= Citizens Advice outside the United Kingdom =

Citizens advice organisations based upon the United Kingdom advice charity can be found in Spain, Gibraltar, New Zealand, Australia and the Channel Islands.

Organisations based on the British Citizens Advice charity exist in a number of jurisdictions outside the United Kingdom. Although none of these organisations is controlled by the British charity, they adopt the branding and identity of Citizens Advice to varying degrees.

Some are members of Citizens Advice International, an umbrella organisation created in 2004 to "represent the interests of independent free advice-giving organisations around the world". It has 12 members. However, the membership of Citizens Advice International also includes other national advice organisations totally unrelated to the British Citizens Advice.

==Australia==
There are citizens advice bureaus in a number of places in Australia.

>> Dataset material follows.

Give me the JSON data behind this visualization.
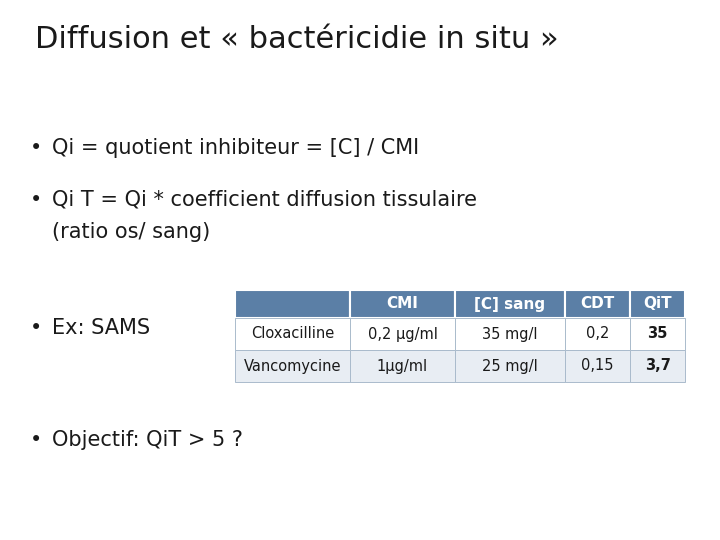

In the state of Victoria they are now generally referred to as "community information and support services" rather than "Citizens Advice". Their umbrella and peak body is Community Information & Support Victoria (CISVic). Local centres are located at:

- Altona North
- Bendigo
- Boronia
- Box Hill
- Camberwell
- Chelsea
- Cobram
- Coburg
- Cranbourne
- Croydon
- Doncaster
- Epping
- Essendon
- Frankston
- Glen Huntly
- Greensborough
- Hampton East
- Hastings
- Laverton
- Lilydale
- Mentone
- Mornington
- Mt Waverly
- Narre Warren
- Oakleigh
- Port Melbourne
- Prahran
- Preston
- Ringwood
- Rosebud
- South Melbourne
- Springvale
- St Kilda
- Warrandyte
- West Heidelberg

In Western Australia there are the following CABs. There are currently 10 branches located at:
- Armadale
- Bunbury
- Busselton
- Fremantle
- Joondalup
- Kwinana
- Mandurah
- Midland
- Perth
- Rockingham

In Queensland there are Citizen Advice Bureaus in:
- Brisbane
- Gold Coast

The South Australian CAB is in Adelaide.

Legal Aid and free legal services to some extent augment Citizen Advice Bureaus in Australia.

==Channel Islands==
The Channel Islands have citizens advice bureaux in Jersey and Gurnsey.

==Gibraltar==
The British territory of Gibraltar has a citizens advice bureau.

==Ireland==

In Ireland they are at Ballina.

==New Zealand==

The logo of CAB NZ

==Spain==
A Spanish citizens advice organisation exists largely serving the British expat community in Spain. CAB Spain asks for voluntary donations through their website for anyone who wishes to support them with funding. All advice by telephone, email, Facebook or at the legal clinics is free. All the information provided on the website for guidance and information is free. CAB Spain, is however, not affiliated in any way with CAB in the UK, which is a registered UK charity and therefore totally free, unlike CAB Spain which does not receive any funding so self-funding.